Based on Sony’s requirements for the PlayStation 5, the SN750 SE can’t quite hit the recommended mark for their flagship console, though it is a Gen4 NVMe SSD. That said, I slotted the drive and…well, it works just fine, or at least it does on the current crop of games. Sure, the OS complained that it had insufficient read speed, but it also didn’t stop me. More demanding games on the horizon (Forbidden West) may grind it to dust, but you might squeak by for now. Still, that said, you will feel the pinch when you transfer to and from an archive drive like the D30 — the DRAMless nature of the 750SE is going to result in longer transfer speeds. That’s because the 750SE utilizes the Host Memory Buffer on a PC’s RAM for caching — something obviously unavailable on the PlayStation 5. If you can get your hands on one, I might suggest the SN850 — it’s custom built for that purpose and comes with a heatsink — something else you’d need to pick up if you want to try your hand at the SN750 SE in the PS5.
There are a number of improvements in the SN750 SE, even over its predecessor. First and foremost it draws 30% less power than the previous iteration — useful as our processors seem to draw more and more these days. Less power means less heat, which is better for the overall health and longevity of the drive. Normally, the other advantage would be a lower price due to the lack of DRAM. When the SN750 launched it did so at $249.99, but recent price breaks have seen it hit as low as $99 at the time of writing. The 750SE, which again I may remind you comes with a just-released AAA game, released at $139, but has also seen prices in the $109 range, meaning you really have to price in the cost of the included game to realize that $59.99 benefit. Perfect if you already intended to buy the game, but less so if you weren’t. Compared to that FireCuda 520 though, it’s a steal — that drive’s lowest sale price is $170.
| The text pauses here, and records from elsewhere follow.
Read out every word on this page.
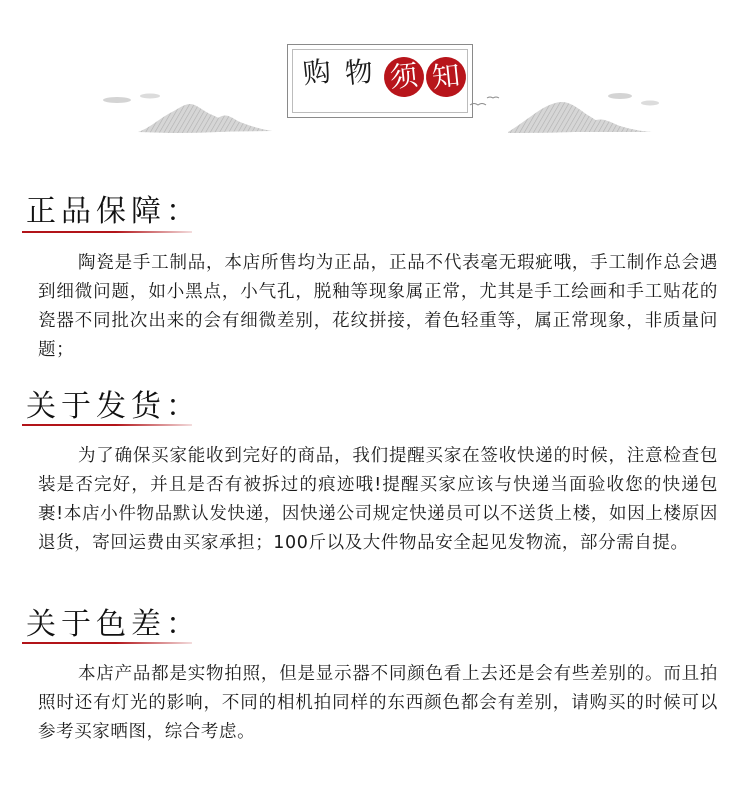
购 物 须 知
正品保障：

陶瓷是手工制品，本店所售均为正品，正品不代表毫无瑕疵哦，手工制作总会遇到细微问题，如小黑点，小气孔，脱釉等现象属正常，尤其是手工绘画和手工贴花的瓷器不同批次出来的会有细微差别，花纹拼接，着色轻重等，属正常现象，非质量问题；

关于发货：

为了确保买家能收到完好的商品，我们提醒买家在签收快递的时候，注意检查包装是否完好，并且是否有被拆过的痕迹哦!提醒买家应该与快递当面验收您的快递包裹!本店小件物品默认发快递，因快递公司规定快递员可以不送货上楼，如因上楼原因退货，寄回运费由买家承担；100斤以及大件物品安全起见发物流，部分需自提。

关于色差：

本店产品都是实物拍照，但是显示器不同颜色看上去还是会有些差别的。而且拍照时还有灯光的影响，不同的相机拍同样的东西颜色都会有差别，请购买的时候可以参考买家晒图，综合考虑。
The final thing to consider when purchasing a SSD is warranty, and anyone reading my hardware reviews knows that I’m a real stickler for them. It’s great when something works, but you want to know that you’ve got a company standing behind you when things go sideways. Western Digital backs this drive with a five year warranty. That, combined with the free Acronis True Image WD Edition software for backups, should give you the peace of mind that whatever you put on this drive stays on this drive until you remove it.
WD_Black SN750 SE NVMe SSD
The free backup software and Battlefield 2042, one of the hottest games of the 2021 holiday season, and the impressive read and write speeds makes the WD_Black SN750 SE the perfect value of performance and cost for gaming. If you need a solid DRAMless M.2 SSD, it’s hard to go wrong with this one.